Designing Reliable LLM-Assisted Rubric Scoring for Constructed Responses: Evidence from Physics Exams

Student responses in STEM assessments are often handwritten and combine symbolic expressions, calculations, and diagrams, creating substantial variation in format and interpretation. Despite their importance for evaluating students' reasoning, such responses are time-consuming to score and prone to rater inconsistency, particularly when partial credit is required. Recent advances in large language models (LLMs) have increased attention to AI-assisted scoring, yet evidence remains limited regarding how rubric design and LLM configurations influence reliability across performance levels. This study examined the reliability of AI-assisted scoring of undergraduate physics constructed responses using GPT-4o. Twenty authentic handwritten exam responses were scored across two rounds by four instructors and by the AI model using skill-based rubrics with differing levels of analytic granularity. Prompting format and temperature settings were systematically varied. Overall, human-AI agreement on total scores was comparable to human inter-rater reliability and was highest for high- and low-performing responses, but declined for mid-level responses involving partial or ambiguous reasoning. Criterion-level analyses showed stronger alignment for clearly defined conceptual skills than for extended procedural judgments.
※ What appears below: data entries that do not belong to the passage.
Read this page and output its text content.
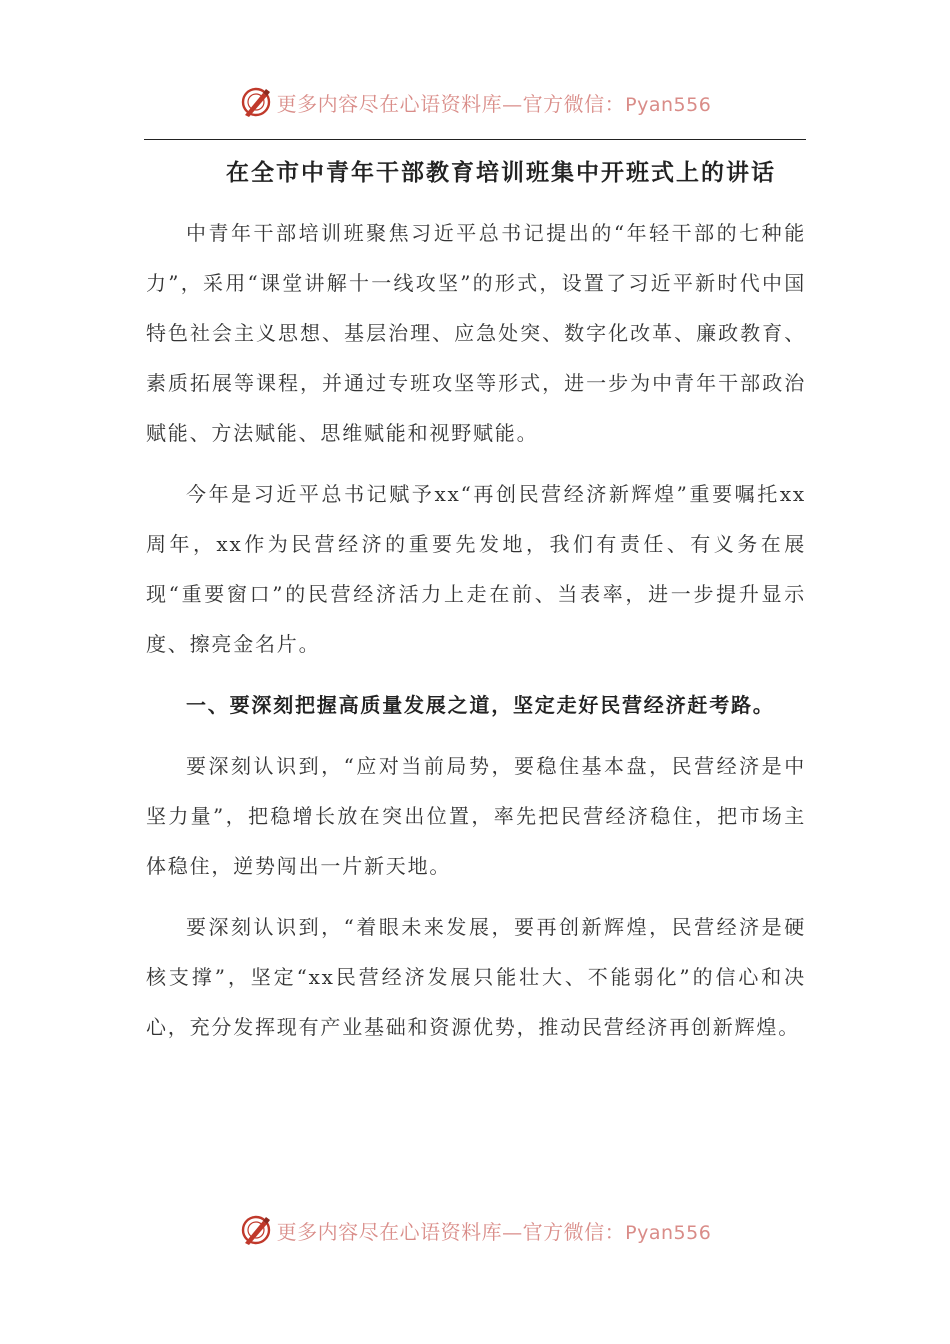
更多内容尽在心语资料库—官方微信：Pyan556
在全市中青年干部教育培训班集中开班式上的讲话

中青年干部培训班聚焦习近平总书记提出的“年轻干部的七种能力”，采用“课堂讲解十一线攻坚”的形式，设置了习近平新时代中国特色社会主义思想、基层治理、应急处突、数字化改革、廉政教育、素质拓展等课程，并通过专班攻坚等形式，进一步为中青年干部政治赋能、方法赋能、思维赋能和视野赋能。

今年是习近平总书记赋予xx“再创民营经济新辉煌”重要嘱托xx周年，xx作为民营经济的重要先发地，我们有责任、有义务在展现“重要窗口”的民营经济活力上走在前、当表率，进一步提升显示度、擦亮金名片。

一、要深刻把握高质量发展之道，坚定走好民营经济赶考路。

要深刻认识到，“应对当前局势，要稳住基本盘，民营经济是中坚力量”，把稳增长放在突出位置，率先把民营经济稳住，把市场主体稳住，逆势闯出一片新天地。

要深刻认识到，“着眼未来发展，要再创新辉煌，民营经济是硬核支撑”，坚定“xx民营经济发展只能壮大、不能弱化”的信心和决心，充分发挥现有产业基础和资源优势，推动民营经济再创新辉煌。

更多内容尽在心语资料库—官方微信：Pyan556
A more fine-grained, checklist-based rubric improved consistency relative to holistic scoring. These findings indicate that reliable AI-assisted scoring depends primarily on clear, well-structured rubrics, while prompting format plays a secondary role and temperature has relatively limited impact. More broadly, the study provides transferable design recommendations for implementing reliable LLM-assisted scoring in STEM contexts through skill-based rubrics and controlled LLM settings.